November is NaNoWriMo month. Fifty thousand words in thirty days. First draft material all the way. This years project is a prequel story to a previous novella. I decided to work on a character’s back story and explain how he got started as a supernatural troubleshooter. Having lots of fun with the story, which I’ve done a lot of jumping around, working on whatever scene catches my fancy. This year I’m working in Scrivener and finding it works really well in letting me jump around. Each scene is it’s own little section, letting me drag and drop as needed. I’m ahead of the game and not having to rush at the last minute for a change. Course it is the last minute, but who’s counting.
In the meantime, three more short stories were published, bringing the total to six in print, number seven due out in January, and number eight eventually. Three other stories are out to calls and I did manage to write two more short stories that aren’t due until after January 1. On a roll and hoping to keep up the pace in 2014. With a couple of years, I’ll have enough urban fantasy/fairy tale stories that I could slap together as an anthology in my own right. Need to make a bigger name for myself in the meantime.
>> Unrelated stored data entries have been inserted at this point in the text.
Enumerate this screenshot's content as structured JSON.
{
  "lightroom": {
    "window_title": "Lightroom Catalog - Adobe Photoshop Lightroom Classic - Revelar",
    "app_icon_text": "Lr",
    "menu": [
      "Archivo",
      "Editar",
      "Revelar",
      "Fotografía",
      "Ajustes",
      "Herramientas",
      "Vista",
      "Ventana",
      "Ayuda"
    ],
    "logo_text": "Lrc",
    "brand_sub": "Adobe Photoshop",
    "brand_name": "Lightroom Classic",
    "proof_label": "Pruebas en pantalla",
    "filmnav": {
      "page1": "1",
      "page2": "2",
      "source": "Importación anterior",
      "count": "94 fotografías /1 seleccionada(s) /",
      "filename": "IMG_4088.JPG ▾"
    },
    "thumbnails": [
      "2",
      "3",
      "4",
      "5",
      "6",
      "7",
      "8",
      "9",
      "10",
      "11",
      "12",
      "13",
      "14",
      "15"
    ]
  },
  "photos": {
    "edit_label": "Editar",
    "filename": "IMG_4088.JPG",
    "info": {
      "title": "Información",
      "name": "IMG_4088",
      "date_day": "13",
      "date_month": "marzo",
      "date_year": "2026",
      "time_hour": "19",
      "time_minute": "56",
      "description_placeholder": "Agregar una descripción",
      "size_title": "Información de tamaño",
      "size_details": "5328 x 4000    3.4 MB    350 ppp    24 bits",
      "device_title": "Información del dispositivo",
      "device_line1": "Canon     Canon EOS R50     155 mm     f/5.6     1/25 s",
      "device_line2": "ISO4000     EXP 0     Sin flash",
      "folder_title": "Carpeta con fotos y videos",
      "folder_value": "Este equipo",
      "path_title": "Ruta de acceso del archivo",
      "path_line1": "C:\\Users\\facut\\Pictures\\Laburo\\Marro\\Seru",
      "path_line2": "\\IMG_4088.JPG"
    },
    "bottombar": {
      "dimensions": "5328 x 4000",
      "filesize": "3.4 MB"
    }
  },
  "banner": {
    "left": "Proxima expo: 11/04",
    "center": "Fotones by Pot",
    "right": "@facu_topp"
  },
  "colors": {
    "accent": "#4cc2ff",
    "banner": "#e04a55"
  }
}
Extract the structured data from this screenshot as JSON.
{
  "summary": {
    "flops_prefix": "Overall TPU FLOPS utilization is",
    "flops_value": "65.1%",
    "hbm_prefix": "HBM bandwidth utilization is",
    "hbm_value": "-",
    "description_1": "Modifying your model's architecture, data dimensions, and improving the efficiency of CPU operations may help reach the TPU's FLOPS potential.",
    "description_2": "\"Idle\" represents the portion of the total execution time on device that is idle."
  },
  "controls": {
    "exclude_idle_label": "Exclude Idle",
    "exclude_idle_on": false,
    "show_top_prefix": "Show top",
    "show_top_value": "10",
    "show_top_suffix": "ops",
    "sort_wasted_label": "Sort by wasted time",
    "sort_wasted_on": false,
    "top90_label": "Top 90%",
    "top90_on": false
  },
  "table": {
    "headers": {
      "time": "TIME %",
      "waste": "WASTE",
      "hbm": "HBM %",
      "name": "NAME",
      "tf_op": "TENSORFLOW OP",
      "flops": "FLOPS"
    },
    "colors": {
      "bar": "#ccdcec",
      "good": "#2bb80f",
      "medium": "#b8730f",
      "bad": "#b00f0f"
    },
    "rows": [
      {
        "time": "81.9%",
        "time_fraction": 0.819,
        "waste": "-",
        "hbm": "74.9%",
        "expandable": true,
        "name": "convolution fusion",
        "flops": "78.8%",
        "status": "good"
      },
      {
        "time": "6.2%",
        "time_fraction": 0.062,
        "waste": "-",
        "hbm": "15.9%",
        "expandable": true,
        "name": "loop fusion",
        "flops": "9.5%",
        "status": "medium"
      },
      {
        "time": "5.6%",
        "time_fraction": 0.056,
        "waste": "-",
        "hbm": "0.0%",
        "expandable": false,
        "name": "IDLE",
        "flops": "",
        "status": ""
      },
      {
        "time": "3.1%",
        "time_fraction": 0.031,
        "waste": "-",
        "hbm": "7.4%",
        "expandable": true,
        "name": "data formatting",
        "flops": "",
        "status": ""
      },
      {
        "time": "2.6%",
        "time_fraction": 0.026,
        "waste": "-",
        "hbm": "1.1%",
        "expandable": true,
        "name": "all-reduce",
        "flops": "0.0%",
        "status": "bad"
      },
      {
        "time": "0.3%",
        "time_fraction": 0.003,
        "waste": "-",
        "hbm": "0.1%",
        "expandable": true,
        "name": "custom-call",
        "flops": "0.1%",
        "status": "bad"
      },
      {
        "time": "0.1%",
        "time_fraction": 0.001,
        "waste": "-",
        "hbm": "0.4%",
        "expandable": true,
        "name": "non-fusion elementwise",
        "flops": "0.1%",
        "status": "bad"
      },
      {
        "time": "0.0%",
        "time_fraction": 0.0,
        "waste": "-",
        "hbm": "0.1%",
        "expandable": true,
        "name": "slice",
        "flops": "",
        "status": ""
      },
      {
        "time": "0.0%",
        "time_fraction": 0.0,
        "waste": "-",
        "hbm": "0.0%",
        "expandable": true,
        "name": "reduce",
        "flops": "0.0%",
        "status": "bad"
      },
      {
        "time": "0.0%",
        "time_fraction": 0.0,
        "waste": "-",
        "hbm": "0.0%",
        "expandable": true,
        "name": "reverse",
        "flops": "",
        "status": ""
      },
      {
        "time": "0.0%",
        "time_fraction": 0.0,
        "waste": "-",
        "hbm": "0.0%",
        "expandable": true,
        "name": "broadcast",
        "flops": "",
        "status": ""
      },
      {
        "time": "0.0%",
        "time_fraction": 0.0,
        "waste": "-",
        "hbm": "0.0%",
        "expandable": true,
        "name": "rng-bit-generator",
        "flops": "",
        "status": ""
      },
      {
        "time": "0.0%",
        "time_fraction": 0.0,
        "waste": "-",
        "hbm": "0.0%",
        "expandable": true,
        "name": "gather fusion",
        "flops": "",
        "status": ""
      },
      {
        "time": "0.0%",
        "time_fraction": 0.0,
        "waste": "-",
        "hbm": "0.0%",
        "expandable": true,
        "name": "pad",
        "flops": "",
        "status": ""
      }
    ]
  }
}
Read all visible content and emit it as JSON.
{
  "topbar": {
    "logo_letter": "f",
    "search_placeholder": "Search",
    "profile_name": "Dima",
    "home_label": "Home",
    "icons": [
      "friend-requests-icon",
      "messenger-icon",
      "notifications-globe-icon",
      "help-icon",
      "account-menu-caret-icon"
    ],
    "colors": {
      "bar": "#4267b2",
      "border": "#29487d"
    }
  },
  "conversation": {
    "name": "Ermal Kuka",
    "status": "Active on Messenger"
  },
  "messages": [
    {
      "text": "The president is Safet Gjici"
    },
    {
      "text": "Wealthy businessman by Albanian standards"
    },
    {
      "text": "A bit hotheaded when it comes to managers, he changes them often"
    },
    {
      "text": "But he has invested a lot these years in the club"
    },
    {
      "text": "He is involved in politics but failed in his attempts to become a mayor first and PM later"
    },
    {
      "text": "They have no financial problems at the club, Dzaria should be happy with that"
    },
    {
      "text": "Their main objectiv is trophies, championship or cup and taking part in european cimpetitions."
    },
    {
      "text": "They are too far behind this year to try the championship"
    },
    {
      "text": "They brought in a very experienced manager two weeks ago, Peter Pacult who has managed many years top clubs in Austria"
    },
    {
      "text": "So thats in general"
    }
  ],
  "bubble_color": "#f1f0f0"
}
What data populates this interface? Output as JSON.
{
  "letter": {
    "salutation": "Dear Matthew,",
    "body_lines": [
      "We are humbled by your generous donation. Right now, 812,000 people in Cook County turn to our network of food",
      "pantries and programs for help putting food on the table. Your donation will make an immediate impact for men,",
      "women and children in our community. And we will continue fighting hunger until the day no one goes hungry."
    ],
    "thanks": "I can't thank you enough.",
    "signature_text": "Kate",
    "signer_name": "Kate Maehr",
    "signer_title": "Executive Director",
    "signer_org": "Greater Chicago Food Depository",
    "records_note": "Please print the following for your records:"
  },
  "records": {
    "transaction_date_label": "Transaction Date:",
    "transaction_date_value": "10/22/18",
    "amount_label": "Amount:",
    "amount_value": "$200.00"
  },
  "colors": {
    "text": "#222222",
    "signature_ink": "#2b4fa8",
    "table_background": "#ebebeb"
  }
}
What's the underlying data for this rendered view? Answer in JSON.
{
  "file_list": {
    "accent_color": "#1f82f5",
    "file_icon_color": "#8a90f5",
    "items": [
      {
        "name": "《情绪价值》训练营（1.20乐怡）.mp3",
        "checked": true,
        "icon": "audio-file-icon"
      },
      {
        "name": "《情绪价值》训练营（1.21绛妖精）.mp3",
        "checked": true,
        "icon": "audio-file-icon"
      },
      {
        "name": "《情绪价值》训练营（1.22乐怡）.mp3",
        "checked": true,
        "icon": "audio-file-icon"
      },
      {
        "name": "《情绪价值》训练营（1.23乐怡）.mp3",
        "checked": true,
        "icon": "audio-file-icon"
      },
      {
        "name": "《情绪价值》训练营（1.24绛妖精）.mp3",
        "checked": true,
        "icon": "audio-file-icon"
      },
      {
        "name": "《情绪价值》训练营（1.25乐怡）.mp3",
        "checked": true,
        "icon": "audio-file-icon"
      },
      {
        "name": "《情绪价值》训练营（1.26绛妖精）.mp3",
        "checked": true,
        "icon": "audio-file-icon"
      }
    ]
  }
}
Handed a couple of books out to some NaNo folks so they could read my stories. Best feedback was one gentlemen that wanted more and he said the opening sentence was quite “descriptive”. Bonus points for hooking them at the start. Looking at the cast of characters that are running through my head, there’s a lot of story potential out there and I want to try other viewpoints. Put the spotlight on the “supporting” characters, develop them further, and see what makes them tick. The best thing I like about writing to the short story calls is being able to pull from the stable and seeing who fits. It’s given me the chance to write a Beauty and the Beast story with a twist. When I started writing it was fantasy or post-apocalypse stories, maybe a couple of hard sci-fi tales. First story sold? Suspense. Second story? Horror. I remember sitting on a panel and one of the speaker said don’t limit yourself to a genre. Now I get it. Write to what works. Let the characters be the focus, tell their stories, and it should work out fine.
As a followup, I broke 50,000 words and won for the 6th year in a row. Still not done with the story, but got an early finish for a change.